With AST generated, SQLLineage will traverse through this tree, apply some pre-defined rules, so as to extract the part we’re interested in. With that being said, SQLLineage is an AST application, while there’s actually more you can do with AST:

  • born duty of AST: the starting point for optimization. In compiler world, machine code, or optionally IR (Intermediate Representation), will be generated based on the AST, and then code optimization, resulting in an optimized machine code. In data world, it’s basically the same thing with different words, and different optimization target. AST will be converted to query execution plan for query execution optimization, using strategy like RBO(Rule Based Optimization) or CBO(Cost Based Optimization), so that database/data warehouse query engine can have an optimized physical plan for execution.

  • linter: quoting wikipedia, linter is a static code analysis tool used to flag programming errors, bugs, stylistic errors and suspicious constructs. Oftentimes it’s used interchangeably with a code formatter. Famous tools like flake8 for Python, ESLint for JavaScript. Golang even provide an official gofmt program in their standard library. Meanwhile, although not yet widely adopted in data world, we can also lint SQL code. sqlfluff is such an great tool. Guess how it works to detect a smelly “SELECT *” or a mixture of leading and trailing commas. The answer is AST!

  • transpiler: This use case is most famous in JavaScript world, where they’re proactively using syntax defined in latest language specification which is not supported by mainstream web browsers yet. Quote from its offical document, Babel is capable of “converting ECMAScript 2015+ code into a backwards compatible version of JavaScript in current and older browsers”. Babel exists in frontend because there’s less control over runtime choice compared to backend developers, you need both browser to support it and user to upgrade their browser. In data world, we also see similar requirements for SQL syntax difference between different SQL dialect. sqlglot is such an project, which can help you “translate” for example SQL written in Hive to Presto. All there are not possible without AST.

  • structure analysis: IDE leverages this a lot. Scenarios like duplicate code detection, code refactor. Basically this is to analyze the code structure. SQLLineage also falls into this category.

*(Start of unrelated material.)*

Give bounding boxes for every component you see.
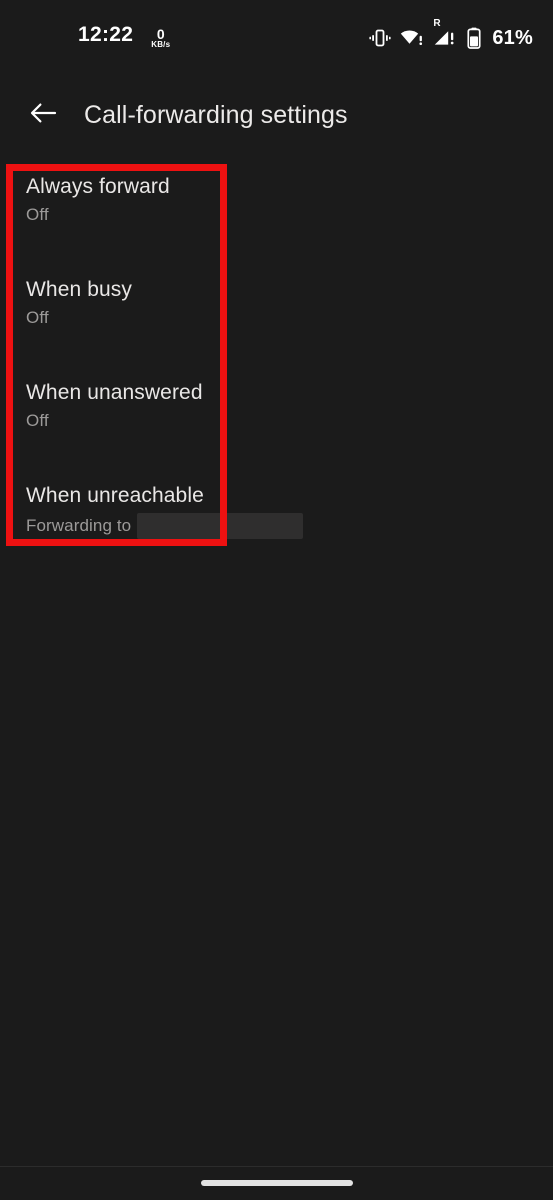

sqlparse is the underlying parser SQLLineage uses to get the AST. It gives a simple example to extract table names, through which you can get a rough idea of how SQLLineage works. At the core is when a token is Keyword and its value is “FROM”, then the next token will either be subquery or table. For subquery, we just recursively calling extract function. For table, there’s a way to get its name.

Warning

This is just an over-simplified explanation. In reality, we could easily see Comment coming after “FROM”, or subquery without alias (valid syntax in certain SQL dialect) mistakenly parsed as Parenthesis. These are all corner cases we should resolve in real world.

Note

Strictly speaking, sqlparse is generating a parse tree instead of an abstract syntax tree. There two terms are often used interchangeably, and indeed they’re similar conceptually. They’re both tree structure in slightly different abstraction layer. In the AST, information like comments and grouping symbols (parenthesis) are not represented. Removing comment doesn’t change the code logic and parenthesis are already implicitly represented by the tree structure.

Some other simple rules in SQLLineage:

  1. Things go after Keyword “FROM”, all kinds of “JOIN” will be source table.

  2. Things go after Keyword “INTO”, “OVERWRITE”, “TABLE”, “VIEW” will be target table. (Though there are exceptions like drop table statement)

  3. Things go after Keyword “With” will be CTE (Common Table Expression).

  4. Things go after Keyword “SELECT” will be column(s).

The rest thing is just tedious work. We collect all kinds of sql, handle various edge cases and make these simple rules robust enough.

That’s it for single statement SQL lineage analysis. For multiple statements SQL, it requires some more extra work to assemble the lineage from single statements.

We choose a DAG based data structure to represent multiple statements SQL lineage. Table/View will be vertex in this graph while a edge means data in source vertex table will contribute to data in target vertex table. In column-level lineage, the vertex is a column. Every single statement lineage result will contain table/column read and table/column write information, which will later be combined into this graph. With this DAG based data structure, it is also very easy to visualize lineage.